Quels mécanismes expliquent la hausse spectaculaire des récompenses attribuées par Microsoft dans son programme de bug bounty ?
Deux facteurs principaux ont joué : d'une part, l'élargissement du périmètre des primes pour inclure des vulnérabilités dans des logiciels open-source, des composants tiers ou des services cloud, ce qui a permis de verser plus de 800 000 dollars supplémentaires pour des signalements auparavant non éligibles. D'autre part, l'utilisation croissante de l'IA par les chercheurs a accéléré la détection des failles, avec une hausse notable des signalements au second semestre, notamment grâce à des modèles spécialisés dans l'analyse de code.
Pourquoi les géants technologiques comme Microsoft ou Apple peinent-ils à absorber le volume de rapports générés par l'IA ?
L'automatisation de la détection des vulnérabilités par l'IA produit un afflux massif de signalements, submergeant les équipes de sécurité qui doivent traiter chaque rapport pour évaluer sa pertinence.

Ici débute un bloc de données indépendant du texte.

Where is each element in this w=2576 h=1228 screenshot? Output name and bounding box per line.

Apple a même dû instaurer un plafond et un délai de carence pour éviter l'engorgement, illustrant la difficulté à concilier innovation technologique et gestion opérationnelle des risques.
En quoi l'élargissement du périmètre des primes aux failles de sécurité change-t-il la donne pour les chercheurs et Microsoft ?
Pour les chercheurs, cela ouvre de nouvelles opportunités de rémunération en ciblant des cibles auparavant non couvertes, comme les dépendances logicielles ou les infrastructures cloud. Pour Microsoft, cela permet de renforcer la résilience de son écosystème en identifiant des vulnérabilités à fort impact, mais cela complexifie aussi la gestion des récompenses et nécessite une adaptation des processus internes.
Ce que ça pourrait changer
Cette dynamique pourrait redéfinir les standards des programmes de bug bounty, avec une pression accrue sur les éditeurs pour intégrer des outils d'IA dans leurs propres processus de détection, tout en repensant leur modèle de récompense pour éviter une saturation coûteuse. À plus long terme, cela pourrait aussi accélérer la professionnalisation des chercheurs en sécurité, qui devront se spécialiser pour tirer parti des nouvelles opportunités offertes par l'automatisation.